Maheu had his doubts about collaring LBJ, but he was very high on O’Brien. “I don’t know of one person to whom the President is more indebted and who could unravel this whole mess as quickly as he,” replied Maheu. “I just happen to know that when O’Brien left the administration to become involved in the Kennedy campaign, he did so with the full blessing of the President. Furthermore, I know that the President and Humphrey are most anxious to get him involved in the Humphrey campaign.”
In fact, when O’Brien returned to Washington he discovered that Humphrey had called while he was meeting with Maheu in Las Vegas. The vice-president had moved almost as quickly as Hughes to snare O’Brien, but just a bit too late. O’Brien had already more or less agreed to join the billionaire. With Maheu’s approval, however, he put off the Hughes job to see Humphrey through the Democratic convention, and then, after forcing Humphrey personally to beg Maheu’s permission, until after the November election.
But O’Brien never stopped his job negotiations with Hughes. He met with Maheu for a second round of talks in Washington at the end of July, just two days after Maheu delivered $50,000 to Humphrey in the backseat of a limousine. It was a busy weekend for the bagman. Now, in their meeting at the Madison Hotel, he gave O’Brien the $25,000 Hughes had promised Bobby Kennedy just before the assassination. O’Brien passed on the cash-filled manila envelope to Kennedy’s brother-in-law Steve Smith, who gratefully accepted Hughes’s unusual expression of condolences.
And at that same Washington meeting, Maheu and O’Brien came to terms. Howard Hughes would become a client of the newly formed O’Brien Associates, and its proprietor, Larry O’Brien, would get $15,000 a month, $500 a day, for at least two years, a $360,000 secret contract.
Hughes had done it. He had captured the leader of the Kennedy gang, hired its top gun.
Now the man who had managed the 1960 Kennedy campaign, the 1964 Johnson campaign, and Bobby’s aborted 1968 race, the man who had just taken command of Humphrey’s presidential drive, would also handle campaigns for Howard Hughes. Now the man who had lobbied Congress for the White House—for the New Frontier and the Great Society—would instead lobby Washington for the penthouse. Now the country’s premier political operative would handle politics for a madman secretly determined to buy America.
Only the details remained to be worked out.
Right after the November election, O’Brien returned to Las Vegas to strike the final deal. By now he was also chairman of the Democratic National Committee. But that was no problem. He would simply serve simultaneously as unpaid leader of the Democratic party and as Hughes’s very well paid Washington representative.

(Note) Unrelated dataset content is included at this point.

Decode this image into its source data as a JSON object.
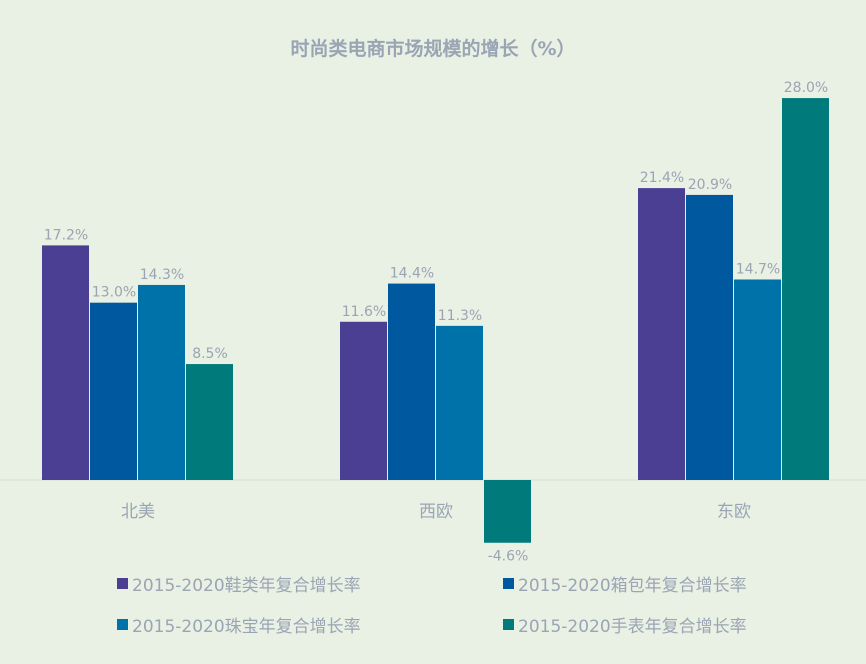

O’Brien was not scheduled to start work for Hughes until New Year’s Day, but in fact he jumped right in. Even while he managed Humphrey’s campaign, he was already secretly doing odd jobs for his new boss.
When Hughes announced his bid to take over Air West, plotting to swindle its stockholders—“This plan necessitates that the stock edge downward, and then that we come along with a spectacular offer”—Maheu conferred with O’Brien.
“I don’t believe there is a living person who knows more about handling campaigns than Larry,” he reported. “Although our present situation is not in the political arena, I look forward to receiving invaluable guidance from him in the motivation of stockholders to come our way.”
When Hughes got hit with a judgment of $137 million on TWA, Maheu plotted with O’Brien to strike back at the bankers with a congressional investigation.
“The Establishment unfortunately does exist and, in fact, would make the Mafia look like a Sunday school picnic,” he wrote his boss. “We happen to be victims of this group, and I sincerely believe we should not take all this lying down. In 30 days O’Brien will be available. I have discussed this entire situation with him and he can’t wait to get going. We still have time to create a situation whereby these bums will come to us on bloody knees.”